Ainsi, le lecteur se laisse entièrement porter par le récit, sans chercher à l'anticiper, sans se demander ce qu'il y a d'étrange dans le comportement de Sara. En arrivant vers la fin du cinquième épisode, il finit par s'interroger. L'intrigue s'avère simple et facile à suivre, quelques missions, et ce retour en arrière de la première leçon avec un vétéran de l'armée. Ennis sait sous-entendre un malaise, un secret en deux tournures de phrase un peu décalées. Le lecteur se rend compte qu'il est admiratif de la compétence de Sara en tant que tireuse d'élite, et qu'il ne s'interroge pas tant que ça sur sa motivation, sur ce qui la fait tenir, et continuer d'aller de l'avant. Le scénariste montre comment son instructeur lui a appris à déshumaniser les soldats ennemis, pour éviter toute susceptibilité à la pitié. Il met en scène la manière dont l'armée russe maintient ses soldats dans la peur pour éviter toute hésitation de leur part. Il a construit une intrigue avec une progression narrative qui fait que les tireuses d'élite vont finir par se heurter à un ennemi d'un genre particulier, aussi logique que plausible. Il finit par lever le voile sur le malaise qui habite Sara, ainsi que sa source. À nouveau, c'est plausible. En fonction de sa sensibilité, le lecteur se demande si cet élément de l'intrigue était indispensable, ou si l'auteur a estimé que son récit manquait d'un élément supplémentaire pour le rendre plus poignant, mais ce qui le rend un peu moins naturaliste.

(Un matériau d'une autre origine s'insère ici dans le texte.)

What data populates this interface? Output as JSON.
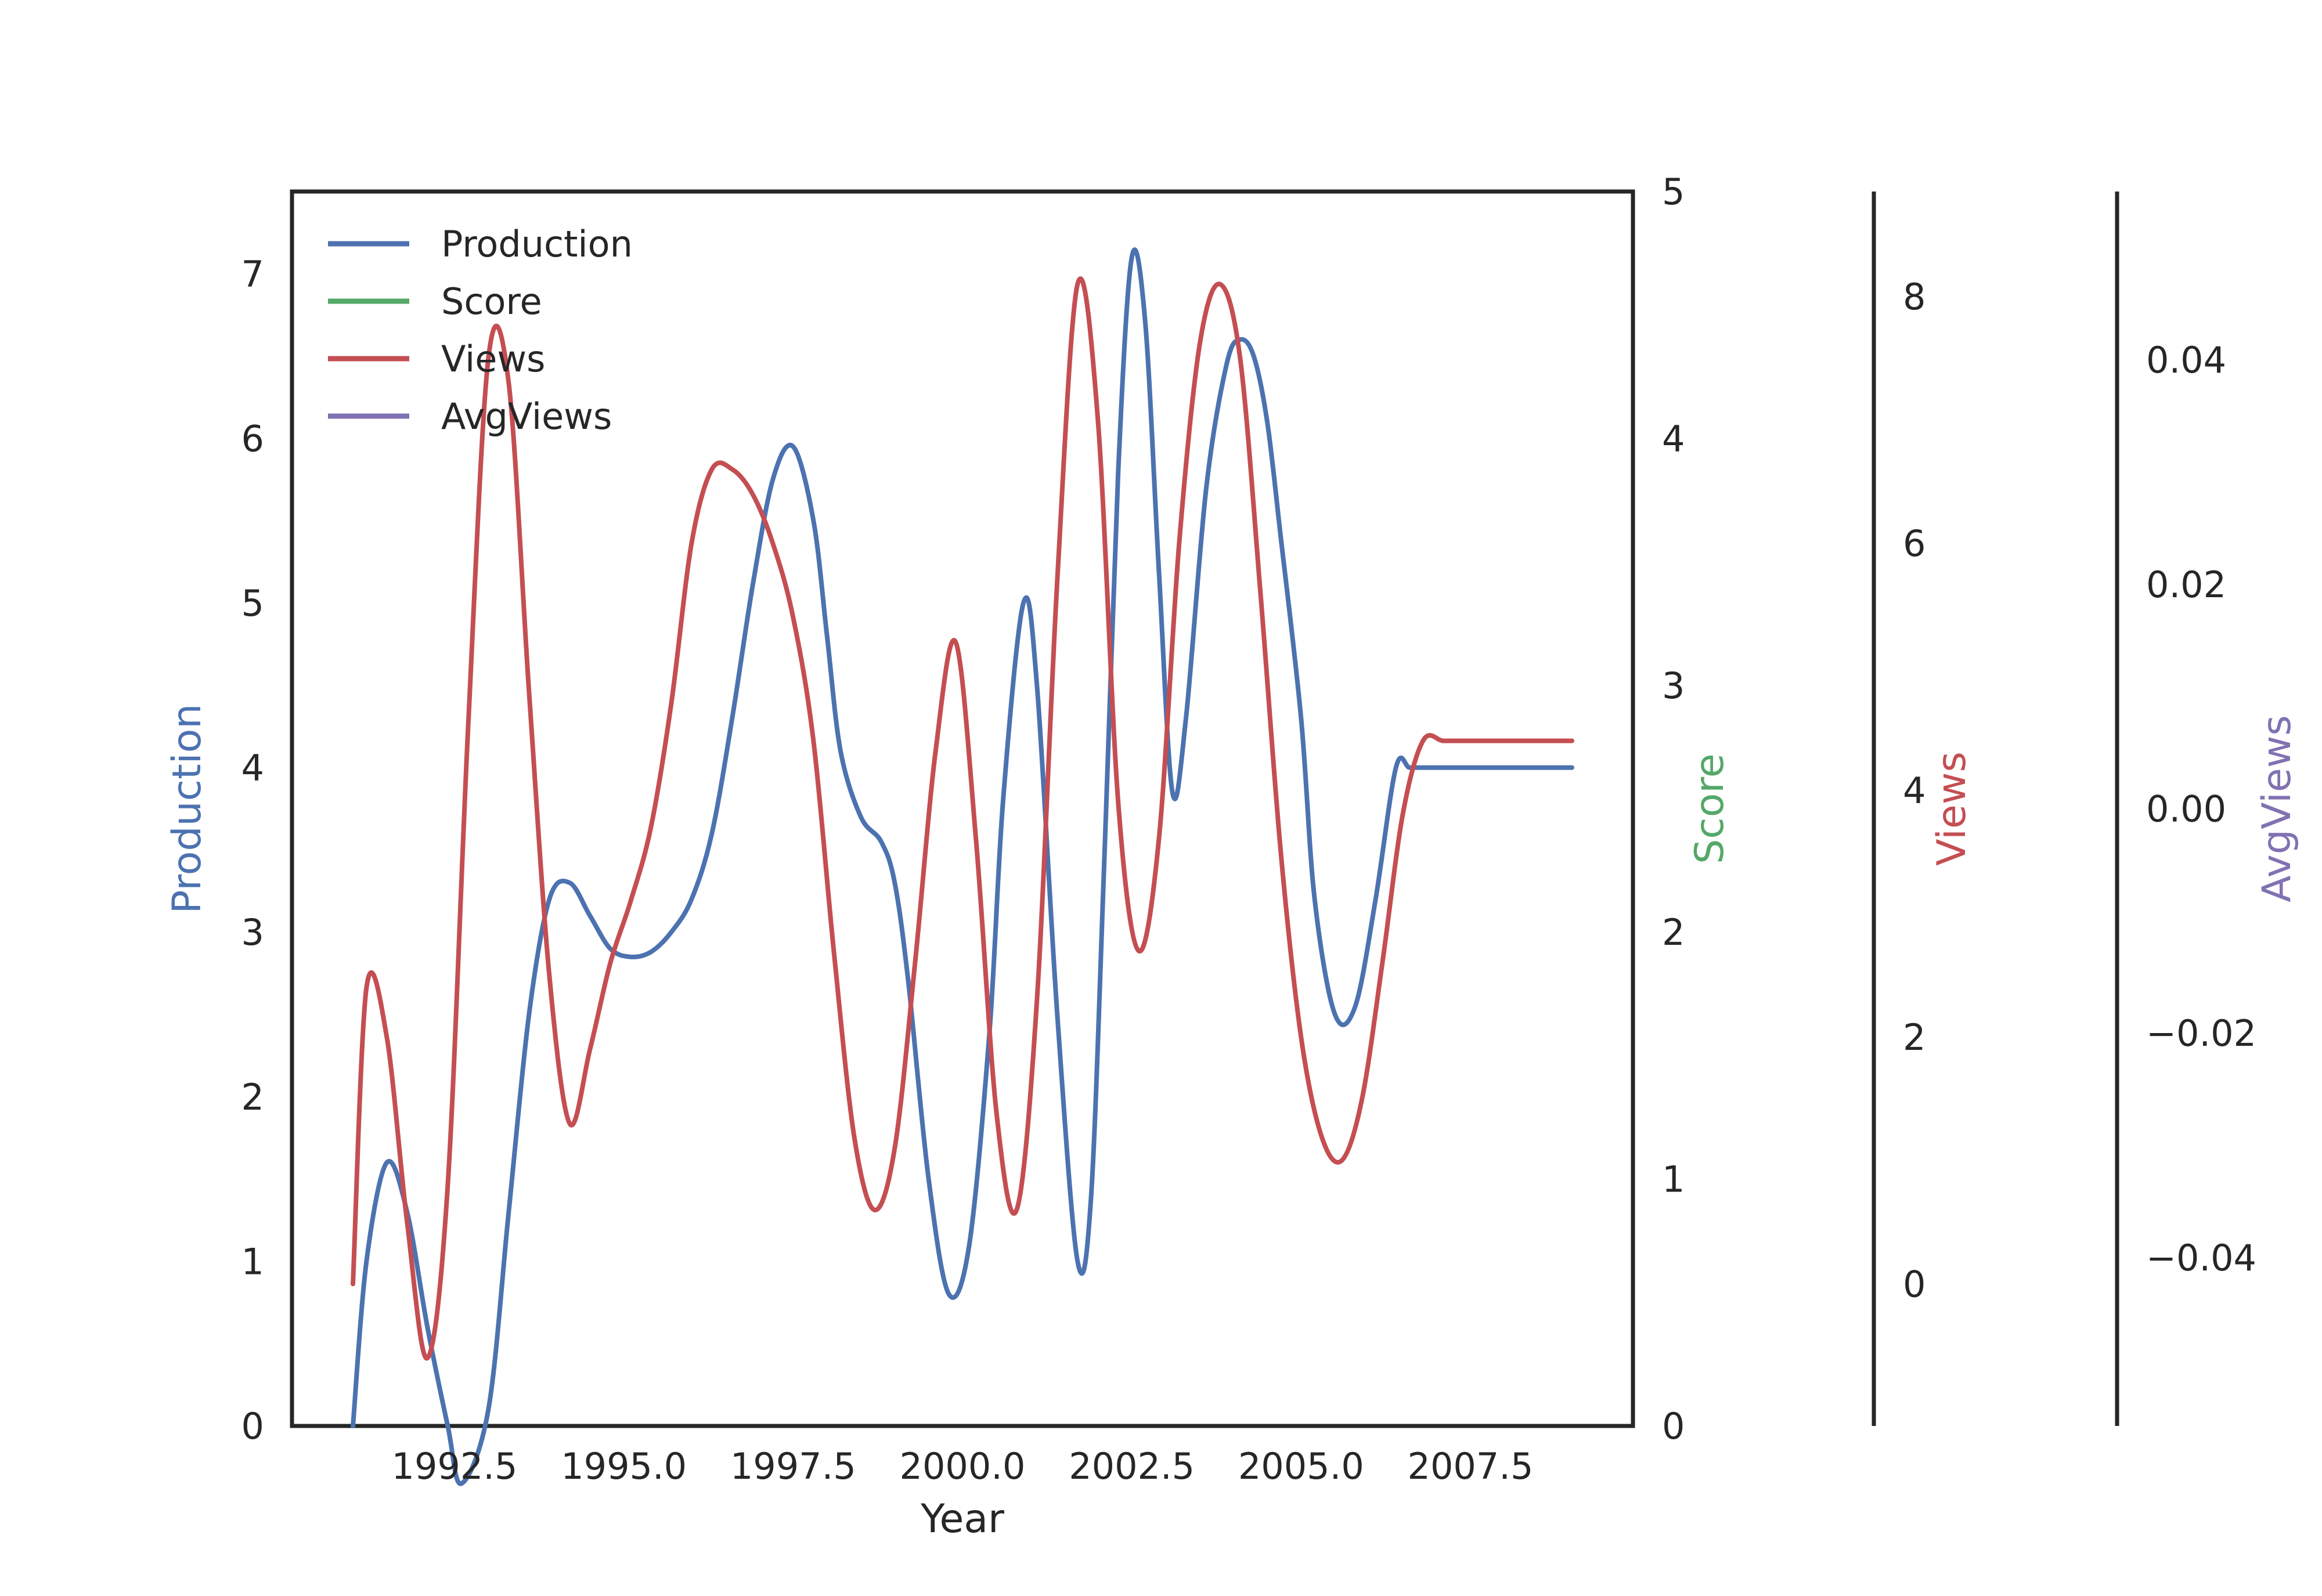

Arrivé à ce stade de sa carrière, Garth Ennis a plus que fait ses preuves comme scénariste spécialisé dans les récits de guerre, maîtrisant tous les aspects de la reconstitution historique, et la narration à hauteur d'être d'humain. Steve Epting a soigné chaque planche et chaque case, avec une maîtrise extraordinaire du dosage d'informations visuelles, et une mise en scène naturaliste remarquable. Ses pages sont bien complémentées par la mise en couleurs tout aussi experte, et la qualité de la reconstitution historique est tout autant impeccable. Arrivé à ce stade de sa carrière, le scénariste est en compétition avec lui-même, avec les nombreux récits de guerre qu'il a déjà réalisés. En fonction de sa familiarité avec l'œuvre d'Ennis, le lecteur peut être ébahi à juste titre par le présent récit, ou lui en préférer d'autres qui l'auraient plus touché.